All env variables are set properly, but I couldn’t find the override.yml file to uncomment the related line, so I kept it commented. I get this error every time I try to use the config to deploy the VSS, and after each time I remove the tmp folder.
Since I was following the AWS deploy instructions, I didn’t notice the overrides.yaml file.
I added this overrides file, but got the same error while trying the deploy the config. I kept the overrides file unchanged from what was on the link you provided.
- name: VLM_MODEL_TO_USE
value: vila-1.5 # Or "openai-compat" or "custom"
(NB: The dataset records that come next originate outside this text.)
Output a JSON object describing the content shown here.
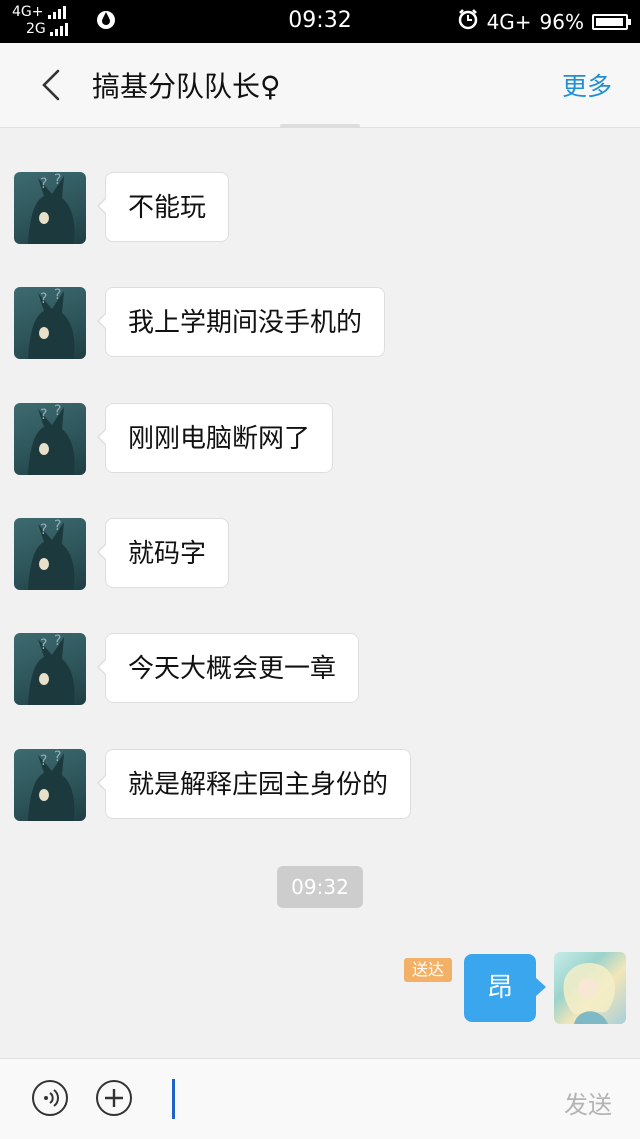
{
  "status_bar": {
    "network_top": "4G+",
    "network_bottom": "2G",
    "time": "09:32",
    "network_right": "4G+",
    "battery_text": "96%",
    "battery_level": 0.96
  },
  "header": {
    "title": "搞基分队队长♀",
    "more_label": "更多"
  },
  "messages": [
    {
      "text": "不能玩"
    },
    {
      "text": "我上学期间没手机的"
    },
    {
      "text": "刚刚电脑断网了"
    },
    {
      "text": "就码字"
    },
    {
      "text": "今天大概会更一章"
    },
    {
      "text": "就是解释庄园主身份的"
    }
  ],
  "timestamp": "09:32",
  "outgoing": {
    "status": "送达",
    "text": "昂"
  },
  "input_bar": {
    "send_label": "发送"
  },
  "colors": {
    "accent": "#1e90d6",
    "outgoing_bubble": "#3aa6ee",
    "sent_badge": "#f3b167"
  }
}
# Specify path in case of VILA-1.5 and custom model. Can be either
# a NGC resource path or a local path. For custom models this
# must be a path to the directory containing "inference.py" and
# "manifest.yaml" files.
- name: MODEL_PATH
value: "ngc:nim/nvidia/vila-1.5-40b:vila-yi-34b-siglip-stage3_1003_video_v8"
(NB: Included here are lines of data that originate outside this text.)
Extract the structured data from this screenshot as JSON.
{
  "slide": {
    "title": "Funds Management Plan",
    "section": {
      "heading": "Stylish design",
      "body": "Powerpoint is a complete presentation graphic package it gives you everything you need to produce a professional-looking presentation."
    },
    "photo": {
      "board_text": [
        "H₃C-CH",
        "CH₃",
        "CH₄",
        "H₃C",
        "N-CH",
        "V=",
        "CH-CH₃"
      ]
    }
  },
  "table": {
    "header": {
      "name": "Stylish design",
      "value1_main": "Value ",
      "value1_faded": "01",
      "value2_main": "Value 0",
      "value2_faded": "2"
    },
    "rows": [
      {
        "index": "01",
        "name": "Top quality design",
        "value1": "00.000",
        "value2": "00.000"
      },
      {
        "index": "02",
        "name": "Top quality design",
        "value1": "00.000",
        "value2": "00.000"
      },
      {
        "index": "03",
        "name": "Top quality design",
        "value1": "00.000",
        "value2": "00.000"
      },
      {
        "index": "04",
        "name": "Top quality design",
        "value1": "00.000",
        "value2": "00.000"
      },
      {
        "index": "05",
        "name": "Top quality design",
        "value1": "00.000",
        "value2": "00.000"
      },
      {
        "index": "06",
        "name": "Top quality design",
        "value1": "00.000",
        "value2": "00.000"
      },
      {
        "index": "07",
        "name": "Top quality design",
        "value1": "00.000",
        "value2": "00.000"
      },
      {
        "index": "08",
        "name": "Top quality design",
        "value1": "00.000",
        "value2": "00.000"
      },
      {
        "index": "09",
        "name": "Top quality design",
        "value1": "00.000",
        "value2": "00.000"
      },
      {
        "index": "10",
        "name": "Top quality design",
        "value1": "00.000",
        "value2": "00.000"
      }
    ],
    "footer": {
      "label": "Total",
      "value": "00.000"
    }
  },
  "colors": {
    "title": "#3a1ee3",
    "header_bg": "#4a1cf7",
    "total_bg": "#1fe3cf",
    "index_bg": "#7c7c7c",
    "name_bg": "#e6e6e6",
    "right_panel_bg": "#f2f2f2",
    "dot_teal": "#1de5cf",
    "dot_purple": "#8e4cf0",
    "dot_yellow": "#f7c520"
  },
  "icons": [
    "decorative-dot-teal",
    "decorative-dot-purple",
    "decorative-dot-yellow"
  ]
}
- name: DISABLE_GUARDRAILS
value: "false" # "true" to disable guardrails.
- name: TRT_LLM_MODE
value: "" # int4_awq (default), int8 or fp16. (for VILA only)
- name: VLM_BATCH_SIZE
value: "" # Default is determined based on GPU memory. (for VILA only)
- name: VIA_VLM_OPENAI_MODEL_DEPLOYMENT_NAME
value: "" # Set to use a VLM exposed as a REST API with OpenAI compatible API (e.g. gpt-4o)
- name: VIA_VLM_ENDPOINT
value: "" # Default OpenAI API. Override to use a custom API
- name: VIA_VLM_API_KEY
value: "" # API key to set when calling VIA_VLM_ENDPOINT
- name: OPENAI_API_VERSION
value: ""
- name: AZURE_OPENAI_API_VERSION
value: ""
resources:
limits:
nvidia.com/gpu: 2 # Set to 8 for 2 x 8H100 node deployment
# nodeSelector:
# kubernetes.io/hostname: <node-1>
nim-llm:
resources:
limits:
nvidia.com/gpu: 4
# nodeSelector:
# kubernetes.io/hostname: <node-2>
nemo-embedding:
resources:
limits:
nvidia.com/gpu: 1 # Set to 2 for 2 x 8H100 node deployment
# nodeSelector:
# kubernetes.io/hostname: <node-2>
nemo-rerank:
resources:
limits:
nvidia.com/gpu: 1 # Set to 2 for 2 x 8H100 node deployment
# nodeSelector:
# kubernetes.io/hostname: <node-2>
Thanks for your message. The problem in processing the config file was for one of the environment variables which is fixed now, but I faced another problem with this log:
preparing artifacts
applying TF shape
CTRL-C to abort
â•·
│ Error: error configuring S3 Backend: error validating provider credentials: error calling sts:GetCallerIdentity: InvalidClientTokenId: The security token included in the request is invalid.
│ status code: 403, request id: b9b523ef-4809-471a-9e82-c43aaab5c08f
│
│
╵
â•·
│ Error: Backend initialization required, please run "terraform init"
│
│ Reason: Initial configuration of the requested backend "s3"
│
│ The "backend" is the interface that Terraform uses to store state,
│ perform operations, etc. If this message is showing up, it means that the
│ Terraform configuration you're using is using a custom configuration for
│ the Terraform backend.
│
│ Changes to backend configurations require reinitialization. This allows
│ Terraform to set up the new configuration, copy existing state, etc. Please run
│ "terraform init" with either the "-reconfigure" or "-migrate-state" flags to
│ use the current configuration.
│
│ If the change reason above is incorrect, please verify your configuration
│ hasn't changed and try again. At this point, no changes to your existing
│ configuration or state have been made.
╵
failed to determine IaC changes
This looks like an AWS permission issue. Could your verify your access credentials for AWS? And you can also verify that if the IAM user or role associated with the provided credentials has the necessary permissions to perform sts:GetCallerIdentity and access the S3 bucket.